Monday, February 9, 2015


It has been three weeks since I started taking the oral chemo drug, Xalkori.  I have not written since the onset of taking the pill.  The good news about that is that life has been somewhat stable.  There continues to be a roller coaster of emotions and changes.  There have been unusual side effects—hives, watering eyes both have gone away.  The nausea, and painful GI stuff is what I am finally figuring out how to balance with timing, diet, and other medications. 

When life threw me the stage 4-cancer ball, I ran with it.  I did what ever was the next thing in front of me to do.  I had little time for letting big feelings cloud my living.  I went into action and asked for people to show up (and did they ever—big time!) I connected with loved ones from all parts of my life and really celebrated my life.  I was blown away.  My workplace made Christmas for me, my sister’s coworkers pooled together a huge gift, my friends and family gave up what ever it was they were doing to do this: Cancer with Colleen. 

Then came the great news—you have a mutation.  You can take an oral chemo pill and all those dreadful lung cancer statistics may not pertain to you.  That morning was the first time I cried.  Getting a chance was the thing that broke me more than all of the bad news.  The day after finding out I had a mutation I had another new feeling: anxiety. 

There are no promises, no guarantees.  Most of us live our lives without really weighing our life choices against statistics. Cancer invites you into a game of statistics and gambling and entices you to play.  Gamble.  I pride myself on my ability to live in the moment to stay here and now and not let my emotions attach to the past or future.  But it is hard to ignore being told you have a 1% chance of living five years--even when you know and believe you could be in that 1%.

It was the day that I heard that I had the mutation that I realized that no matter how present I am, I bring to that presence my life experiences from the past as well as my hopes, dreams and fears of the future.  As much as I don’t want to play the statistics game with cancer, I can’t shake the numbers from the way I live my life.  When the prognosis no longer had set statistics, suddenly, my experience of “being present” took on a whole new emotional state.  I felt possibility and choice in a way that my former prognosis--a lifetime of monthly chemotherapy did not allow. 
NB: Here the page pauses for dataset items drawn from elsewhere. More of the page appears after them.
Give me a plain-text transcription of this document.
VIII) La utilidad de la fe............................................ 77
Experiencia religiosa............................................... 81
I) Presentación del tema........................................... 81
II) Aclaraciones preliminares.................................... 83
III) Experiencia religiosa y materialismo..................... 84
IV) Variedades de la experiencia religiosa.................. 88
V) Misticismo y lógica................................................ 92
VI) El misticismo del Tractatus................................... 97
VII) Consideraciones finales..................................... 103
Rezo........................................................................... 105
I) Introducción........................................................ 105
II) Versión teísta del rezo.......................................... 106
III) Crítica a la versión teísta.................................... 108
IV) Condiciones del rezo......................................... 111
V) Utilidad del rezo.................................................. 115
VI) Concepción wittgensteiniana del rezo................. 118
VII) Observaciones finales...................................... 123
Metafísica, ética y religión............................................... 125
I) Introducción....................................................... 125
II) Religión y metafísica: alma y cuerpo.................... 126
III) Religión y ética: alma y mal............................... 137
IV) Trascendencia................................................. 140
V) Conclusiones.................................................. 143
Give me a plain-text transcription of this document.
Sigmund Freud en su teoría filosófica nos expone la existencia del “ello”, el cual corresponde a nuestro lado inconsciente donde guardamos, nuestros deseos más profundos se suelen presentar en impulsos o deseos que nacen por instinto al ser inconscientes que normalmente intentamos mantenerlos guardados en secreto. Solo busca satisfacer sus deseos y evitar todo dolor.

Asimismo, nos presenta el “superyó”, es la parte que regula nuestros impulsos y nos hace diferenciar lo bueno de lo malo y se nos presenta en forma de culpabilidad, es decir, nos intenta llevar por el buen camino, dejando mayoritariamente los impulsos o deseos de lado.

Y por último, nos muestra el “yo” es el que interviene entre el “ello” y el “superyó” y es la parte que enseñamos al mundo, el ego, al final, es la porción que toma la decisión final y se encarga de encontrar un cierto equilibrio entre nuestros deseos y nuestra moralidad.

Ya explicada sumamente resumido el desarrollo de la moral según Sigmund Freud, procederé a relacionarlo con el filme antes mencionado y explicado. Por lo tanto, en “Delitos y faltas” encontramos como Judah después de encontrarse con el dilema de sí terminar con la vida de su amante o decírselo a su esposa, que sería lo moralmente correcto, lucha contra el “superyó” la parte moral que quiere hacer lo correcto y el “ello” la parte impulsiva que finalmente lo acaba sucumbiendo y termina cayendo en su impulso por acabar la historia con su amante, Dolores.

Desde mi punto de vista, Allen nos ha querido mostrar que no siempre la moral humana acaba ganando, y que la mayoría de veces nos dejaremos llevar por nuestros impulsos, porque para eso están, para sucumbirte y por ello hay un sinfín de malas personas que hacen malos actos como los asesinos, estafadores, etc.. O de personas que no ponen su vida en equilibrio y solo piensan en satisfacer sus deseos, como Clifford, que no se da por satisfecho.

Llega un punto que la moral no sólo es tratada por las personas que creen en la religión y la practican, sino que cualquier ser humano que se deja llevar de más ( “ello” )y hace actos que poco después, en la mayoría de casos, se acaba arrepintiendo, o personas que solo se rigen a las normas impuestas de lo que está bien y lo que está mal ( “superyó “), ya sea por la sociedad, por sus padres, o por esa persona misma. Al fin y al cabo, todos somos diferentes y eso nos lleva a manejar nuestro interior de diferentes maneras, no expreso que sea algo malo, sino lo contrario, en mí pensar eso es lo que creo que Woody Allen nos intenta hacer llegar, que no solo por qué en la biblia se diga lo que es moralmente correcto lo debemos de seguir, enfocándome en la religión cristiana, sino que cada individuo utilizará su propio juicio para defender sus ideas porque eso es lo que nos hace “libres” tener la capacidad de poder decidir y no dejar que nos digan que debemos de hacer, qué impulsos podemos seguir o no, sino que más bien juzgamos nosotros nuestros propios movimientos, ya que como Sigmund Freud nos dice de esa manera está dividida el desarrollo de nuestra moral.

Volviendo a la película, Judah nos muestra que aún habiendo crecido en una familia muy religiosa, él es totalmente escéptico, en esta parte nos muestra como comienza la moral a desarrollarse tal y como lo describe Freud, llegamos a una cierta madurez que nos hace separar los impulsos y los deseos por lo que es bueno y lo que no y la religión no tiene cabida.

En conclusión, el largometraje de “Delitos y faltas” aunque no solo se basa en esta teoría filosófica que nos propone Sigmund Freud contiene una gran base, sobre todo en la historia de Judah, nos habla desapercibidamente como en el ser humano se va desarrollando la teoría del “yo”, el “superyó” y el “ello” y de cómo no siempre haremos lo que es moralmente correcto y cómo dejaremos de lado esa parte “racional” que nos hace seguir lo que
When possibility and choice came up for me, as much as I felt grateful, I felt scared and unsure.  It is that betting game—this pill has a 60% chance of diminishing my cancer possibly to the point that there will be no evidence of disease.  There is a 25% chance that there will be a halt to the growth of my cancer without killing it off.  There is a 100% chance that this pill will work for a limited time (7 months is average) and then we will have to try something different.  (Here I go with statistics again!) There are many exciting breakthroughs on the horizon—I’d like to ride the wave right into this diagnosis ending up as more of a chronic condition than a terminal diagnosis.  But for now, it is a terminal diagnosis with a very unsure prognosis. 

My current life choices feel challenging in the face of these statistics—currently, I am in school but my energy crashes at about 90 minutes.  Mentally, I could do my job, but I am far from able to meet all the physical demands. How do I make decisions about finishing school and going back to work? 

I am starting to figure out how to manage this life as a person living with cancer.  The hardest thing is not knowing where this life will take me and how to make the best decisions for me and my family.  I think I should take my own advise--stay present as much as possible and make decisions from that place rather than from the unknowns of the future.  I've always thought that was good advice.